Les données publiques dessinent un gisement précis : de l'ordre de 2 727 maisons individuelles, un bassin de travaux structuré autour de CC Senlis Sud Oise, 717 diagnostics publiés pour 1 000 résidences principales. Ce volume ne préjuge d'aucune éligibilité individuelle : il indique seulement où se concentrent, à Senlis, les situations où le scénario décrit sur cette page a le plus de chances d'être pertinent.
Sur ce territoire, le poids du parc collectif indique le nombre de bâtiments concernés par une procédure d'assemblée générale. On relève 2.19 personne(s) par logement, 4 966 diagnostics publiés par l'ADEME, environ 3 952 logements chauffés au gaz ou au fioul, en zone climatique H1a. Ces valeurs ne décident d'aucun projet à elles seules, mais elles fixent l'ordre de grandeur dans lequel un chiffrage à Senlis est crédible.

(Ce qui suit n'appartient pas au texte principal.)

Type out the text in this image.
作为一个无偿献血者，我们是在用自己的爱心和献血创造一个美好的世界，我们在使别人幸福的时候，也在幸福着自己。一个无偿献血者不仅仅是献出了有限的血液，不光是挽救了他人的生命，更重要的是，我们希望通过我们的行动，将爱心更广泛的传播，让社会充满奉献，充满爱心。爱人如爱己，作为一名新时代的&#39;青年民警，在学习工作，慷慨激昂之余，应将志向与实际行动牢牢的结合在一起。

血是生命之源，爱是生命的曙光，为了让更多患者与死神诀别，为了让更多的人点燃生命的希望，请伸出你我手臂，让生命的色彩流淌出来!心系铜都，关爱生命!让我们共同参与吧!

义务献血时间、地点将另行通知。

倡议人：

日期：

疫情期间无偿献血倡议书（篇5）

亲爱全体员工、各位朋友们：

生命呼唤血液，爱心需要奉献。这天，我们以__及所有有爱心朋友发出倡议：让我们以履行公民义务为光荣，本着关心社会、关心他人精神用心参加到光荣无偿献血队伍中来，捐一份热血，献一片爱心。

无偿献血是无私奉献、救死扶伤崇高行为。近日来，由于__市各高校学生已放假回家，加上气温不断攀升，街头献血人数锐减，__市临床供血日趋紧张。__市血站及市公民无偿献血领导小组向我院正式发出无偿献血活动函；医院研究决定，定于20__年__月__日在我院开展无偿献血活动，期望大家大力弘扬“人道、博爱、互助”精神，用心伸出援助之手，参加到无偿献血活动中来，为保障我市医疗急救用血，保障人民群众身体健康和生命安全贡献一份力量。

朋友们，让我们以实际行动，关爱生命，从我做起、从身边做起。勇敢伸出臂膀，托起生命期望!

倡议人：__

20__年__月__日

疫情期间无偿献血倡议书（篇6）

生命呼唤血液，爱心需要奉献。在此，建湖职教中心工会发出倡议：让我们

Point de vigilance financier à Senlis : un audit trop ancien au moment du dépôt du dossier. Une reprise représente 10 à 20 % du poste, soit 750 750 € à 1 501 500 €, sans nouvelle aide mobilisable — d'où l'intérêt d'un contrôle en cours de chantier plutôt qu'à la réception.
Le rythme local de diagnostic se lit dans les chiffres publics : 717 DPE pour 1 000 résidences principales à Senlis (4 966 au total). Ce niveau d'activité fixe les délais réels de un maître d'œuvre mandaté par le syndicat et donc la date de démarrage possible pour un programme voté en assemblée générale.
Avant de choisir, regarder ce qui chauffe déjà : à Senlis, le gaz couvre 56 % du parc, le fioul 1 %, l'électricité 23 %. Un programme voté en assemblée générale s'apprécie à l'aune de cette énergie de départ, seule référence pour estimer l'économie réellement obtenue.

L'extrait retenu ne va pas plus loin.